Backup for backup. Nothing more than that. However, as the season has progressed, Morency has displayed the ability to possibly be more than just a backup. One of those displays was Sunday at Lambeau Field against the Detroit Lions. The former Oklahoma State Cowboy rushed 7 times for 54 yards and two touchdowns. Not earth-shattering numbers, but it was his two touchdown runs which stood out. On both runs (14 and 21 yards), Morency showed speed, quickness and vision.
He showed more explosiveness than starter Ahman Green has showed all season. Green has been solid, but after suffering his quadriceps injury last year, he clearly isn't the big-play back he once was. Yes, I do know he has a 70-yard scoring run.
Morency has 78 carries for 380 yards with the Packers, which means every run he's averaging a bulky 4.9 yards per carry. Meanwhile, Green has 946 yards on 226 carries for a solid 4.2 average. With Green's contract expiring after the season, the Packers have a decision to make. Keep Green at a reasonable price or go in a different direction, which could include Morency as a starter. This situation will play out in the off-season, but if the Packers are thinking long-term, and money are money conscious, Morency could be the way to go.
After Sunday's game, Morency was asked about his future beyond the 2006 season.
"My job is to get with (running backs coach) Edgar Bennett and get better every day," said Morency, dodging the question like he did Lions defenders Sunday. "I'm not looking to what's going on."

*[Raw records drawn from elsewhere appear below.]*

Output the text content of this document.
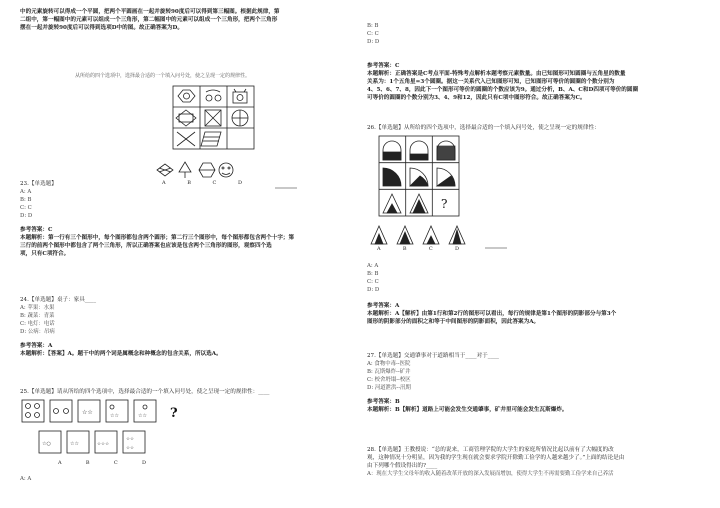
中的元素旋转可以得成一个平圆，把两个平圆画在一起并旋转90度后可以得到第三幅图。根据此规律，第

二组中，第一幅图中的元素可以组成一个三角形，第二幅图中的元素可以组成一个三角形，把两个三角形

摆在一起并旋转90度后可以得到选项D中的图。故正确答案为D。

从所给的四个选项中，选择最合适的一个填入问号处，使之呈现一定的规律性。

A	B	C	D

23.【单选题】

A: A

B: B

C: C

D: D

参考答案：C

本题解析：第一行有三个图形中，每个图形都包含两个圆形；第二行三个图形中，每个图形都包含两个十字；第

三行的前两个图形中都包含了两个三角形，所以正确答案也应该是包含两个三角形的图形，观察四个选

项，只有C项符合。

24.【单选题】桌子：家具____

A: 苹果：水果

B: 蔬菜：青菜

C: 电灯：电话

D: 公病：吊病

参考答案：A

本题解析：【答案】A。题干中的两个词是属概念和种概念的包含关系，所以选A。

25.【单选题】请从所给的四个选项中，选择最合适的一个填入问号处，使之呈现一定的规律性：____

☆☆	☆☆	☆☆
☆○	☆☆	☆☆☆
☆☆
☆☆
?
A	B	C	D

A: A

B: B

C: C

D: D

参考答案：C

本题解析：正确答案是C考点平面-特殊考点解析本题考察元素数量。由已知图形可知圆圈与五角星的数量

关系为：1个五角星=3个圆圈。据这一关系代入已知图形可知，已知图形可等价的圆圈的个数分别为

4、5、6、7、8，因此下一个图形可等价的圆圈的个数应该为9。通过分析，B、A、C和D四项可等价的圆圈

可等价的圆圈的个数分别为3、4、9和12，因此只有C项中图形符合。故正确答案为C。

26.【单选题】从所给的四个选项中，选择最合适的一个填入问号处，使之呈现一定的规律性：

?
A	B	C	D

A: A

B: B

C: C

D: D

参考答案：A

本题解析：A【解析】由第1行和第2行的图形可以看出，每行的规律是第1个图形的阴影部分与第3个

图形的阴影部分的面积之和等于中间图形的阴影面积，因此答案为A。

27.【单选题】交通肇事对于道路相当于____对于____

A: 食物中毒--医院

B: 瓦斯爆炸--矿井

C: 校舍坍塌--校区

D: 河道泄洪--汛期

参考答案：B

本题解析：B【解析】道路上可能会发生交通肇事，矿井里可能会发生瓦斯爆炸。

28.【单选题】王教授说：“总的说来，工商管理学院的大学生的家庭所情况比起以前有了大幅度的改

观，这种情况十分明显，因为我的学生现在就会要求学院开除勤工俭学的人越来越少了。”上面的结论是由

由下列哪个假设得出的?____

A：现在大学生父母年的收入随着改革开放的深入发展而增加，使得大学生不再需要勤工俭学来自己养活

Morency has teased us this season with his talent. This year, Morency had a 99-yard performance at Philadelphia and a 101-yard effort against Arizona. In addition to Sunday's game, Morency had 69 yards against the 49ers. That's four good performances in limited chances. Green has been a mild surprise this season, because nobody knew how he would return from an injury which basically ended Santana Dotson's career in 2001. He has held his own, and because of his unknown status entering the season, the Packers have spelled him with Morency and others. It has paid off.
However, when the off-season arrives, the Packers need to make a business decision. If Green wants too much money, they may have to tell their second all-time leading rusher to look elsewhere. Considering how good Green has been since coming to Green Bay, it would not be the right way to end his Packers career.

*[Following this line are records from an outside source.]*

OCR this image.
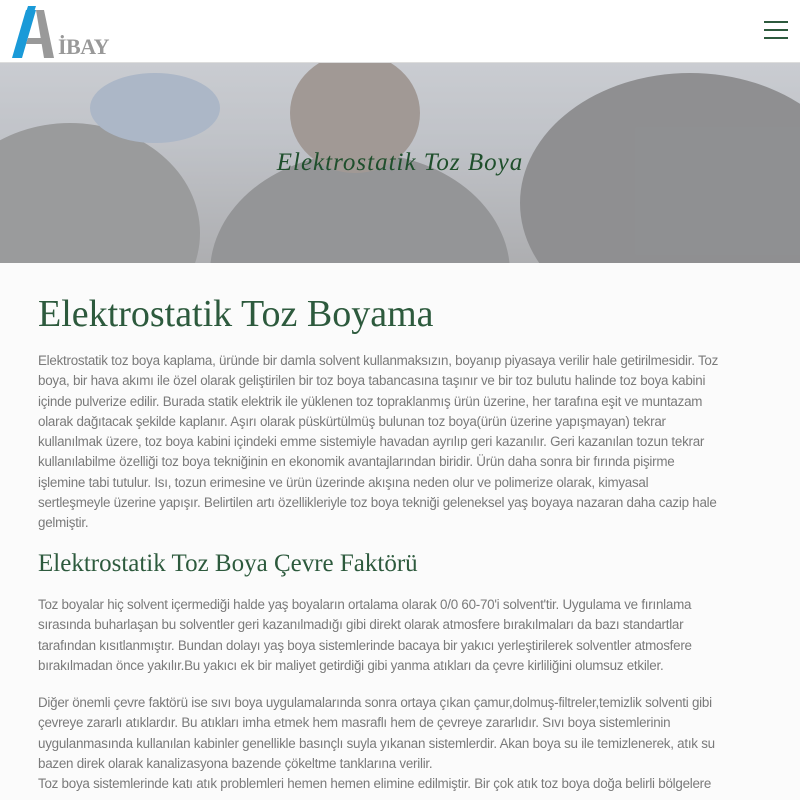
İBAY
Elektrostatik Toz Boya
Elektrostatik Toz Boyama
Elektrostatik toz boya kaplama, üründe bir damla solvent kullanmaksızın, boyanıp piyasaya verilir hale getirilmesidir. Toz
boya, bir hava akımı ile özel olarak geliştirilen bir toz boya tabancasına taşınır ve bir toz bulutu halinde toz boya kabini
içinde pulverize edilir. Burada statik elektrik ile yüklenen toz topraklanmış ürün üzerine, her tarafına eşit ve muntazam
olarak dağıtacak şekilde kaplanır. Aşırı olarak püskürtülmüş bulunan toz boya(ürün üzerine yapışmayan) tekrar
kullanılmak üzere, toz boya kabini içindeki emme sistemiyle havadan ayrılıp geri kazanılır. Geri kazanılan tozun tekrar
kullanılabilme özelliği toz boya tekniğinin en ekonomik avantajlarından biridir. Ürün daha sonra bir fırında pişirme
işlemine tabi tutulur. Isı, tozun erimesine ve ürün üzerinde akışına neden olur ve polimerize olarak, kimyasal
sertleşmeyle üzerine yapışır. Belirtilen artı özellikleriyle toz boya tekniği geleneksel yaş boyaya nazaran daha cazip hale
gelmiştir.
Elektrostatik Toz Boya Çevre Faktörü
Toz boyalar hiç solvent içermediği halde yaş boyaların ortalama olarak 0/0 60-70'i solvent'tir. Uygulama ve fırınlama
sırasında buharlaşan bu solventler geri kazanılmadığı gibi direkt olarak atmosfere bırakılmaları da bazı standartlar
tarafından kısıtlanmıştır. Bundan dolayı yaş boya sistemlerinde bacaya bir yakıcı yerleştirilerek solventler atmosfere
bırakılmadan önce yakılır.Bu yakıcı ek bir maliyet getirdiği gibi yanma atıkları da çevre kirliliğini olumsuz etkiler.
Diğer önemli çevre faktörü ise sıvı boya uygulamalarında sonra ortaya çıkan çamur,dolmuş-filtreler,temizlik solventi gibi
çevreye zararlı atıklardır. Bu atıkları imha etmek hem masraflı hem de çevreye zararlıdır. Sıvı boya sistemlerinin
uygulanmasında kullanılan kabinler genellikle basınçlı suyla yıkanan sistemlerdir. Akan boya su ile temizlenerek, atık su
bazen direk olarak kanalizasyona bazende çökeltme tanklarına verilir.
Toz boya sistemlerinde katı atık problemleri hemen hemen elimine edilmiştir. Bir çok atık toz boya doğa belirli bölgelere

Still, when you watch Morency run, there's added juice. He's not a Pro Bowler, but sometimes backs just need a chance.
Who was Willie Parker before Jerome Bettis got injured?

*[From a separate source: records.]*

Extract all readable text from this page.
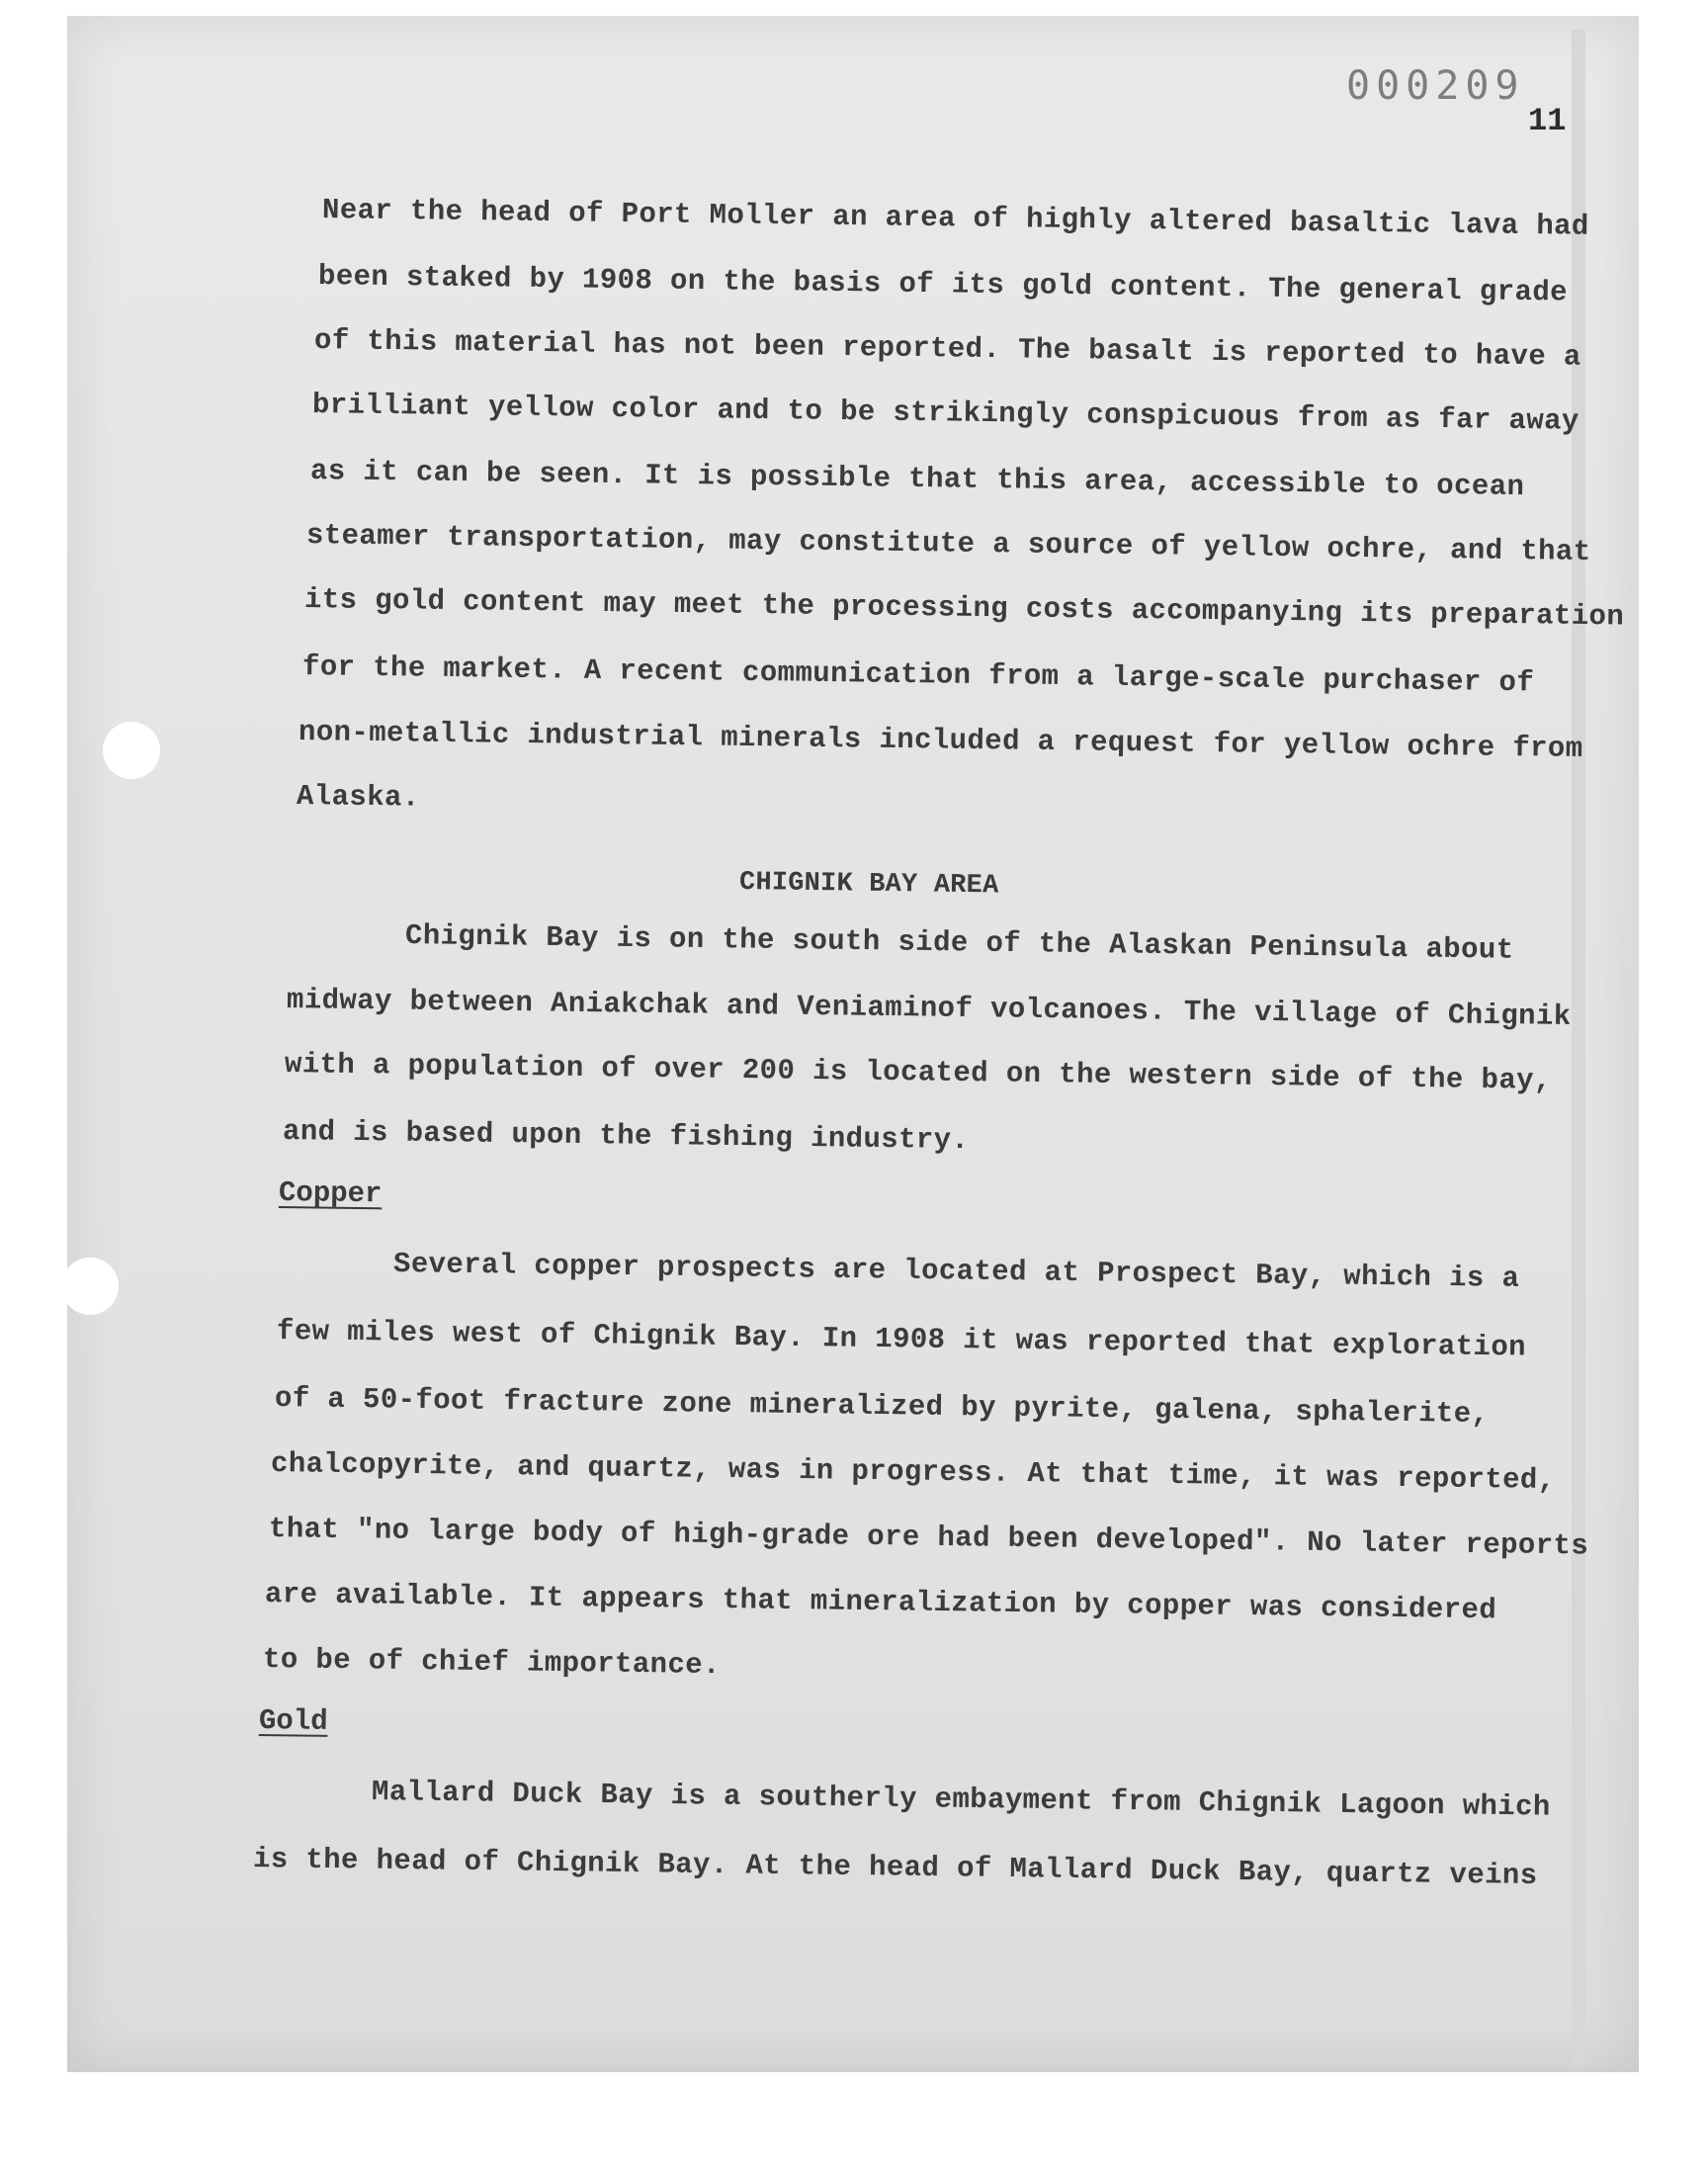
000209
11
Near the head of Port Moller an area of highly altered basaltic lava had
been staked by 1908 on the basis of its gold content. The general grade
of this material has not been reported. The basalt is reported to have a
brilliant yellow color and to be strikingly conspicuous from as far away
as it can be seen. It is possible that this area, accessible to ocean
steamer transportation, may constitute a source of yellow ochre, and that
its gold content may meet the processing costs accompanying its preparation
for the market. A recent communication from a large-scale purchaser of
non-metallic industrial minerals included a request for yellow ochre from
Alaska.
CHIGNIK BAY AREA
Chignik Bay is on the south side of the Alaskan Peninsula about
midway between Aniakchak and Veniaminof volcanoes. The village of Chignik
with a population of over 200 is located on the western side of the bay,
and is based upon the fishing industry.
Copper
Several copper prospects are located at Prospect Bay, which is a
few miles west of Chignik Bay. In 1908 it was reported that exploration
of a 50-foot fracture zone mineralized by pyrite, galena, sphalerite,
chalcopyrite, and quartz, was in progress. At that time, it was reported,
that "no large body of high-grade ore had been developed". No later reports
are available. It appears that mineralization by copper was considered
to be of chief importance.
Gold
Mallard Duck Bay is a southerly embayment from Chignik Lagoon which
is the head of Chignik Bay. At the head of Mallard Duck Bay, quartz veins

Who was Frank Gore before this season?
Not to say Morency will follow the footsteps of these young stars, but how do you know for sure? There's one way to find out, give Morency a chance.
There's three options the Packers can look at in determining their starting running back for 2007: Re-sign Green and tell him he's splitting carries, 50-50, with Morency.
Make Morency the starter and either sign a veteran free agent or draft a running back. As we've seen in the draft – Denver being the obvious team – effective running backs can be found well after the first round.
Draft a running back in the first or second round and have him battle with Morency for the starting position.
If the Packers decide to go with Green as their starter, not only may they not be playing their best back, they may be leading Green into a wall. All running backs, with the exception of Barry Sanders who retired early, lose their legs. Emmitt Smith did and the Cowboys didn't re-sign Smith, who finished his career with Arizona. Walter Payton's last season he was holding off a young Neal Anderson. The Bears played Payton, because who he was, but Anderson clearly had more gas in the tank. Payton rushed for less than 1,000 yards.
It's better to get rid of a running back with a little left in the tank, rather than keep him and watch him run out of gas. If we watch Green slow down and run like William Henderson, many will question why the Packers brought Green back. Morency, who backed up Tatum Bell in college, was asked about Green's status and said, "My role's my role. Ahman's our guy."
Right choice of words, but after watching Morency this season, the Packers' guy in the backfield next season could be a former Houston Texan. He's young, has speed and the more he plays, the better he gets.
It's almost like watching Green when he arrived in Green Bay. He was expected to back up Dorsey Levens, but after Levens was lost for the season early in 2000, Green took over and never looked back.
Green was never supposed to be threatening Jim Taylor's all-time Packers rushing mark, but he is. Morency was never expected to be a possible successor to Green, but he is.
And a couple more runs like Sunday will convince more and more people Morency is the Packers' next feature back.
Think it's far-fetched for a former third-round pick from the Big 12 Conference to get traded to the Packers to be a backup and surprisingly become a starter in short time?
We saw it 2000 and we may see it in 2007.